[Date Prev][Date Next][Thread Prev][Thread Next][Date Index][Thread Index]

Re: A simpler proposal: PaceAtomIDAsString




Paul Hoffman / IMC wrote:



Greetings again. The earlier thread on atom:id made it clear that people really, really want to compare things consistently, and that using URIs might get in the way of that. Thus, I have made a simplifying proposal at <http://intertwingly.net/wiki/pie/PaceAtomIDAsString>.

It explicitly allows URIs for people who want URIs, and allows plain text for the rest of us.

According to the pace, it's not plain text for the rest of us, it's Unicode for the rest of us. If the comparison rules are to be character based over Unicode, that would suggest the Unicode encoding must also be specified so we know how many bytes are being used per character and so on. A 'string of Unicode characters' isn't sufficient by itself. Perhaps the Pace is using "character" in a non-Unicode sense (if so, that's confusing). If the intention is really to compare on Unicode characters/codepoints independent of the encoding scheme (ie along the lines of some kind of Unicode 'Infoset'), that needs to be said - it's certainly not plain text anymore.


But:

"Even if a particular atom:id instance looks like a URI, it SHOULD NOT be treated as one."

doesn't seem consistent with the idea that we can have URIs if we want. The pace is saying (to me) something along these lines "if it looks like a HTTP URL you shouldn't run GET on it; if it looks like a NewsML URI you shouldn't infer from the versioning bits". We have experience that suggests people will not be able to oblige themselves to this kind of constraint. IMO it should be struck.

Generally I'm concerned that we will use URI scheme structures to generate unique keys (they're handy for that) and thus end up with Unicode strings that look like URIs but are not supposed to be treated as URIs, ever where those URIs have comparison and normalization rules. I believe this is maximally surprising.

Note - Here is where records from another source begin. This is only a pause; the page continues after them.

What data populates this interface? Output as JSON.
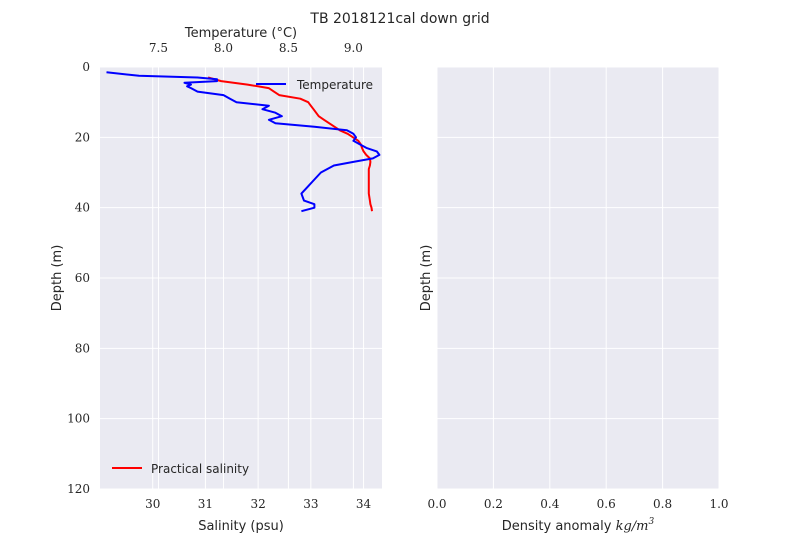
{
  "figure": {
    "suptitle": "TB 2018121cal down grid"
  },
  "chart_data": [
    {
      "type": "line",
      "panel": "left",
      "title": "",
      "ylabel": "Depth (m)",
      "y_inverted": true,
      "ylim": [
        0,
        120
      ],
      "yticks": [
        "0",
        "20",
        "40",
        "60",
        "80",
        "100",
        "120"
      ],
      "grid": true,
      "bottom_axis": {
        "label": "Salinity (psu)",
        "lim": [
          29.0,
          34.35
        ],
        "ticks": [
          "30",
          "31",
          "32",
          "33",
          "34"
        ]
      },
      "top_axis": {
        "label": "Temperature (°C)",
        "lim": [
          7.05,
          9.22
        ],
        "ticks": [
          "7.5",
          "8.0",
          "8.5",
          "9.0"
        ]
      },
      "series": [
        {
          "name": "Practical salinity",
          "axis": "bottom",
          "color": "#ff0000",
          "legend_position": "lower-left",
          "depth": [
            3,
            4,
            5,
            6,
            7,
            8,
            9,
            10,
            11,
            12,
            13,
            14,
            15,
            16,
            17,
            18,
            19,
            20,
            21,
            22,
            23,
            24,
            25,
            26,
            27,
            28,
            29,
            30,
            32,
            34,
            36,
            38,
            39,
            40,
            41
          ],
          "values": [
            31.05,
            31.3,
            31.8,
            32.2,
            32.3,
            32.4,
            32.8,
            32.95,
            33.0,
            33.05,
            33.1,
            33.15,
            33.25,
            33.35,
            33.45,
            33.55,
            33.7,
            33.8,
            33.9,
            33.95,
            33.97,
            34.0,
            34.05,
            34.12,
            34.13,
            34.12,
            34.1,
            34.1,
            34.1,
            34.1,
            34.1,
            34.12,
            34.13,
            34.15,
            34.16
          ]
        },
        {
          "name": "Temperature",
          "axis": "top",
          "color": "#0000ff",
          "legend_position": "upper-right",
          "depth": [
            1.5,
            2.5,
            3,
            3.5,
            4,
            4.5,
            5,
            5.5,
            6,
            7,
            8,
            9,
            10,
            11,
            12,
            13,
            14,
            15,
            16,
            17,
            18,
            19,
            20,
            21,
            22,
            23,
            24,
            25,
            26,
            27,
            28,
            29,
            30,
            32,
            34,
            36,
            38,
            39,
            40,
            41
          ],
          "values": [
            7.1,
            7.35,
            7.8,
            7.95,
            7.95,
            7.7,
            7.75,
            7.72,
            7.75,
            7.8,
            8.0,
            8.05,
            8.1,
            8.35,
            8.3,
            8.4,
            8.45,
            8.35,
            8.4,
            8.7,
            8.95,
            9.0,
            9.02,
            9.0,
            9.05,
            9.1,
            9.18,
            9.2,
            9.15,
            9.0,
            8.85,
            8.8,
            8.75,
            8.7,
            8.65,
            8.6,
            8.62,
            8.7,
            8.7,
            8.6
          ]
        }
      ]
    },
    {
      "type": "line",
      "panel": "right",
      "title": "",
      "ylabel": "Depth (m)",
      "xlabel": "Density anomaly kg/m³",
      "xlabel_text": "Density anomaly ",
      "xlabel_math": "kg/m",
      "xlabel_sup": "3",
      "xlim": [
        0.0,
        1.0
      ],
      "xticks": [
        "0.0",
        "0.2",
        "0.4",
        "0.6",
        "0.8",
        "1.0"
      ],
      "ylim": [
        0,
        120
      ],
      "y_inverted": true,
      "grid": true,
      "series": []
    }
  ]
}
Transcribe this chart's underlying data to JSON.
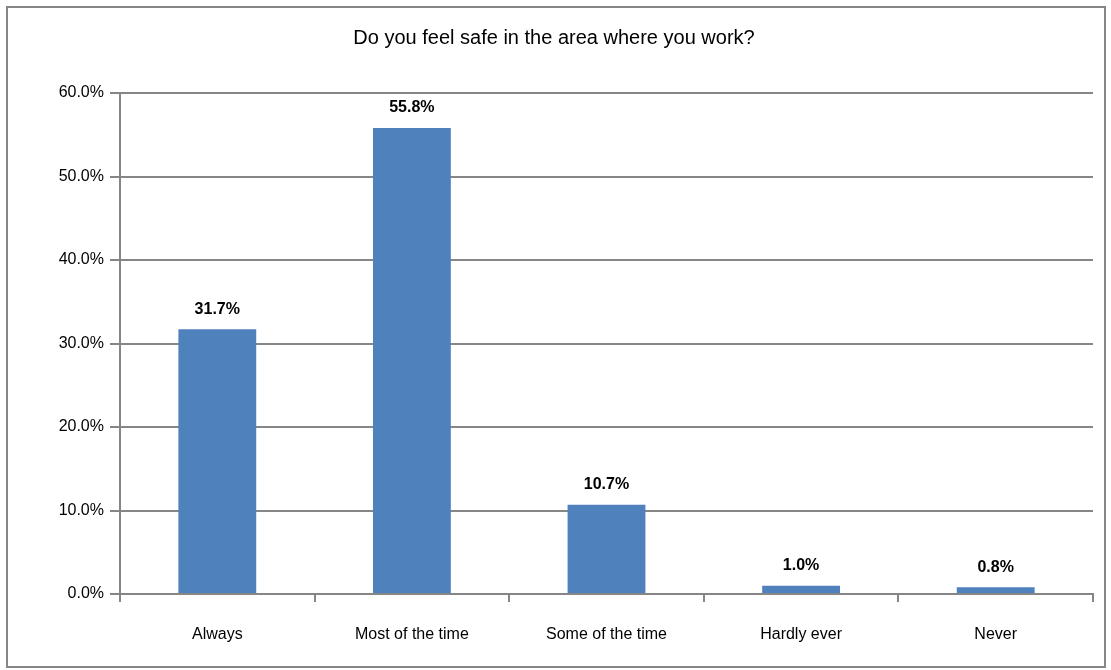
{
  "chart_data": {
    "type": "bar",
    "title": "Do you feel safe in the area where you work?",
    "categories": [
      "Always",
      "Most of the time",
      "Some of the time",
      "Hardly ever",
      "Never"
    ],
    "values": [
      31.7,
      55.8,
      10.7,
      1.0,
      0.8
    ],
    "color": "#4f81bd",
    "value_labels": [
      "31.7%",
      "55.8%",
      "10.7%",
      "1.0%",
      "0.8%"
    ],
    "ylim": [
      0,
      60
    ],
    "yticks": [
      {
        "value": 0,
        "label": "0.0%"
      },
      {
        "value": 10,
        "label": "10.0%"
      },
      {
        "value": 20,
        "label": "20.0%"
      },
      {
        "value": 30,
        "label": "30.0%"
      },
      {
        "value": 40,
        "label": "40.0%"
      },
      {
        "value": 50,
        "label": "50.0%"
      },
      {
        "value": 60,
        "label": "60.0%"
      }
    ],
    "grid": "y"
  }
}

May I suggest this wording for the time being:


" The "atom:id" element's content conveys a permanent, globally unique identifier for the feed. It MUST NOT change over time, even if the feed is relocated. An atom:head element MAY contain an atom:id element, but MUST NOT contain more than one. The content of this element, when present, MUST be a string of Unicode characters encoded as UTF-8. When atom:id elements are compared, they MUST be compared on a character-by-character basis.


It is not a goal that atom:id be usable for retrieval of information.

Historically, in syndication feeds, the detection of duplicates has been error-prone because of failure to assign identifiers which are globally unique and stable. Identifiers have been observed to change when a feed moved hosts or when an entry was reassigned to a different category or its title was edited. The management of globally unique and immutable identifiers requires prior planning and extra effort, but this is more than justified by the benefits of robust duplicate detection. "

Of course this begs the question - what if the Atom is encoded as UTF-16?

In all seriousness, perhaps I just don't understand the pace.

cheers
Bill